Après deux années de détente, les prix mondiaux des denrées alimentaires renouent avec une dynamique ascendante. Tirée par les huiles végétales, les produits laitiers et la viande, cette évolution ravive les inquiétudes des pays importateurs, en particulier en Afrique subsaharienne.

L’année 2025 marque un tournant sur les marchés agricoles internationaux. Selon les données publiées début janvier par l’Organisation des Nations unies pour l’alimentation et l’agriculture (FAO), l’indice mondial des prix alimentaires s’est établi en moyenne à 127,2 points, contre 122 points en 2024. Ce niveau, parmi les plus élevés observés depuis 2008, met un terme à la phase de décrue amorcée après les flambées provoquées par la guerre en Ukraine en 2022.

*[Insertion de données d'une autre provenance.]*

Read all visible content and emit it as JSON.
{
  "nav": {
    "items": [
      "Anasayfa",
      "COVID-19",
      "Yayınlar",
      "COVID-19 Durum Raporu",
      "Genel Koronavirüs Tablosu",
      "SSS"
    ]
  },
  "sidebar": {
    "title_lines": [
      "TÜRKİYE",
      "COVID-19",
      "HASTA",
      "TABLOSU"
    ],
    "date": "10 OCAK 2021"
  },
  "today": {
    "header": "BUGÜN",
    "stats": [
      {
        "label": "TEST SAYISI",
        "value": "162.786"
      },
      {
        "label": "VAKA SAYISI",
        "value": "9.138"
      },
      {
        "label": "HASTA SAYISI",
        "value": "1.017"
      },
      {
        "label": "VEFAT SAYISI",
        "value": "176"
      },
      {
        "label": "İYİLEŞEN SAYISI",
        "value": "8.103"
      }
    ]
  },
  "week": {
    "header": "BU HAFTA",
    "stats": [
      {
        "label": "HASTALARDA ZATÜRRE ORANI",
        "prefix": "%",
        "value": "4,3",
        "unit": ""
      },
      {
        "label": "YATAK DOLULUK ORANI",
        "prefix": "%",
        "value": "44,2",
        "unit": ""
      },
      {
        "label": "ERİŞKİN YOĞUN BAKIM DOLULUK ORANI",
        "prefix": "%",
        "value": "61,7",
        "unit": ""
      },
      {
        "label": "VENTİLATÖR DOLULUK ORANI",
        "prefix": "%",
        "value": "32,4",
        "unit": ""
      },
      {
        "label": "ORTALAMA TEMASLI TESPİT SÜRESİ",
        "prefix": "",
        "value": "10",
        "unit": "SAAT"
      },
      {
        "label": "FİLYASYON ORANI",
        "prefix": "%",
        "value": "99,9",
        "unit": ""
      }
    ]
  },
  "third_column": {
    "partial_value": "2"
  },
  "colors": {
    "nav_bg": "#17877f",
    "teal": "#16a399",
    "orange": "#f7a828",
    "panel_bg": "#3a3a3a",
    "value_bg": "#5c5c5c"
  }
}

Parmi les produits suivis par la FAO, les huiles végétales affichent la progression la plus marquée. Leur indice a bondi de plus de 17 % sur un an, sous l’effet de tensions persistantes sur l’offre mondiale, notamment pour l’huile de palme en Asie du Sud-Est. Les incertitudes climatiques et les arbitrages politiques en faveur des biocarburants continuent de peser sur les disponibilités d’oléagineux.

Les produits laitiers ne sont pas en reste. Leur indice a atteint l’un de ses plus hauts niveaux historiques, porté par une demande soutenue à l’importation et des volumes exportables limités en début d’année. Les prix de la viande ont également établi un record, dans un contexte de consommation mondiale dynamique, aggravé par les risques sanitaires liés aux maladies animales et par les tensions géopolitiques qui perturbent les chaînes d’approvisionnement.

À l’inverse, les marchés des céréales et du sucre évoluent à des niveaux bas, grâce à une offre mondiale abondante. Toutefois, cette détente n’a pas suffi à compenser la hausse des autres grandes catégories de produits alimentaires.

Pour les économies dépendantes des importations, la remontée des prix alimentaires accroît la pression sur les balances commerciales. En Afrique subsaharienne, où les huiles végétales constituent la deuxième source d’importations alimentaires après les céréales, l’impact pourrait être significatif. Si les stocks mondiaux de céréales devraient contribuer à contenir les prix dans ce segment, les observateurs anticipent la poursuite des tensions sur les huiles végétales au cours de l’année.